Naomi Klein schreibt in ihrem neuen Buch von einem Außer-Tritt-Geraten (out of sync) von Prozessen wie dem Schlüpfen der Jungvögel und der Verfügbarkeit von Insekten als Futter für die Brut. Evolution hat ihr eigenes Tempo, das durch Umwelteinflüsse mancherorts vorgezogene resp. verlangsamte Entwicklungen erst allmählich adaptiert – ein »mismatch«, das essenziell für das Überleben bzw. Nicht-Überleben vieler Spezies ist.
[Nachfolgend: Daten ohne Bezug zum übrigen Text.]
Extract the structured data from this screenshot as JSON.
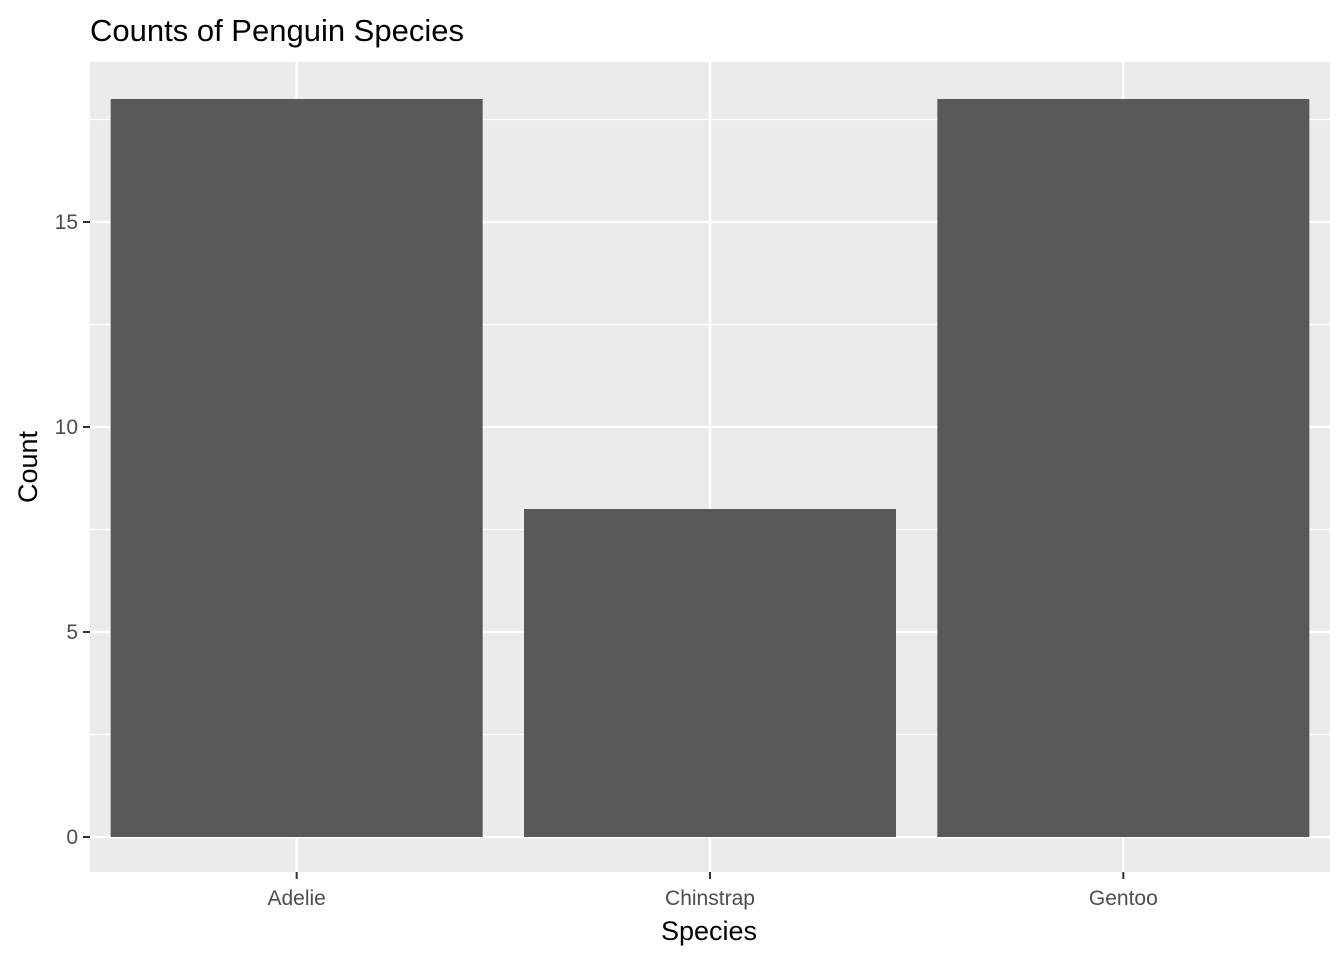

Das Kulturwesen Mensch inklusive.

Dass dieses Asynchron-Werden lange nicht bemerkt wurde, hängt mit der Ortlosigkeit des modernen Lebens, positiv gewendet: unserer Mobilität, zusammen. Wer keinen festen Standort hat, verliert langsam verlaufende Prozesse aus dem Blick. Befragt nach einem »advice for rootless people«, erhält Naomi Klein vom amerikanischen Umweltaktivisten und Schriftsteller Wendell Berry folgenden Rat:

»Stop somewhere … and begin the thousand-year-long process of knowing that place.«[5]

 



[1] Maurice Maeterlinck, »Das Zeitmass«, in: Die Intelligenz der Blumen [1907], Jena 1914, S. 80f.
[2] Gabriel Tarde, Die Gesetze der Nachahmung [1890], Frankfurt am Main 2003, S. 265. »Je höher das Leben jedoch entwickelt ist, desto weniger ist es bereit, sich wie ein Kreisel unter der Peitsche der Sonnenstrahlen zu drehen.« Ebd.
[3] Maurice Maeterlinck, »Die moralische Krisis«, in: ebd., S. 96
[4] Vgl. Dipesh Chakrabarty, Europa als Provinz, Frankfurt/New York 2010, S. 181.
[5] Wendell Berry, zit. nach Naomi Klein, »This is a story about bad timing«, Vorabdruck aus ihrem neuen Buch This Changes Everything: Capitalism vs The Climate Change, das im September 2014 bei Allen Lane erscheinen wird, The Guardian, 23. April 2014.